For this purpose, the device can include a divider bridge measuring the high voltage applied periodically to the point in common between the inductance coil and the switching component, a sample-and-hold circuit, a comparator to detect the difference between the sampled voltage and a reference voltage V.sub.ref, and a circuit that, as a function of the signal output by the said comparator, applies a delay to the signal controlling the closing of the switching component.
The circuits processing the synchronization signals received by the receiving system may include a phase-locked loop and a programmable matrix of logic circuits for controlling the switching sequences of the switches.
In a particular configuration, the switch controls are of the floating type and include a high-voltage switching component such as a bipolar transistor, a field effect transistor or a thyristor, placed in the diagonal of a diode bridge, and an isolator to apply a control signal to the switching component.
The isolator is preferably of the piezoelectric isolator or rectilinear transformer operating at resonance.

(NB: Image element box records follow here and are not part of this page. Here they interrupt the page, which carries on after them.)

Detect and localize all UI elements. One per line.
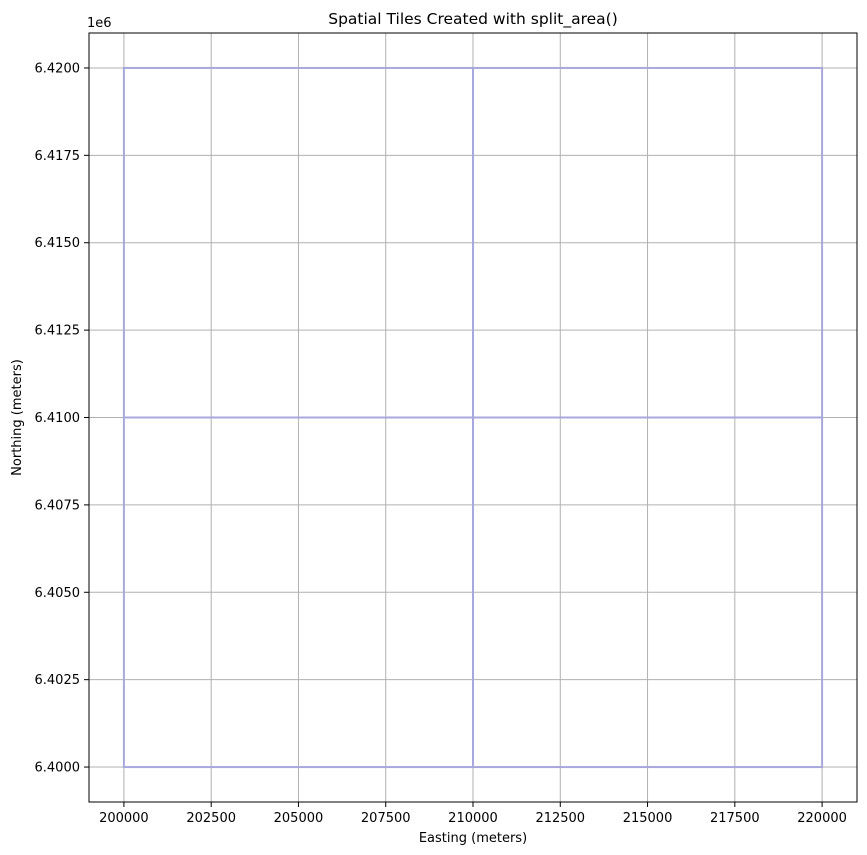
x-tick-label: 200000	[99, 811, 149, 826]
x-tick-label: 215000	[623, 811, 673, 826]
y-axis-label: Northing (meters)	[10, 359, 25, 476]
x-tick-label: 207500	[361, 811, 411, 826]
x-tick-label: 212500	[535, 811, 585, 826]
y-tick-label: 6.4050	[35, 586, 81, 601]
chart: 200000 202500 205000 207500 210000 212500 2150…	[0, 0, 867, 855]
x-tick-label: 217500	[710, 811, 760, 826]
y-tick-label: 6.4075	[35, 498, 81, 513]
y-tick-label: 6.4150	[35, 236, 81, 251]
x-tick-label: 202500	[186, 811, 236, 826]
chart-title: Spatial Tiles Created with split_area()	[328, 10, 618, 29]
y-tick-label: 6.4100	[35, 411, 81, 426]
y-tick-label: 6.4200	[35, 61, 81, 76]
y-tick-label: 6.4175	[35, 149, 81, 164]
y-tick-label: 6.4025	[35, 673, 81, 688]
y-tick-label: 6.4000	[35, 761, 81, 776]
y-axis-offset-label: 1e6	[87, 16, 112, 31]
x-tick-label: 210000	[448, 811, 498, 826]
y-tick-label: 6.4125	[35, 324, 81, 339]
x-tick-label: 205000	[274, 811, 324, 826]
x-tick-label: 220000	[797, 811, 847, 826]
x-axis: 200000 202500 205000 207500 210000 212500 2150…	[99, 802, 847, 826]
x-axis-label: Easting (meters)	[419, 831, 527, 846]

The low-voltage power source, the circuit creating intermittent high voltage, all of the switches and the circuits processing the synchronization signals are carried in a portable unit that is connected to the reception systems and to the first and second cells by three or four electrical connection wires.
In a first possible mode of operation, all of the switches have floating control, and provide bipolar control of the high voltage applied to the electrodes of the first and second electrooptical cells.
In another possible mode of operation, all of the switches provide single-pole control of the high voltage applied to the electrodes of the first and second electrooptical cells.
In the latter case, the switches can each include a field effect transistor, an auxiliary capacitor placed between the grid and the source of the said field effect transistor, a diode connected in series with the drain-source space of the said field effect transistor, and an isolator.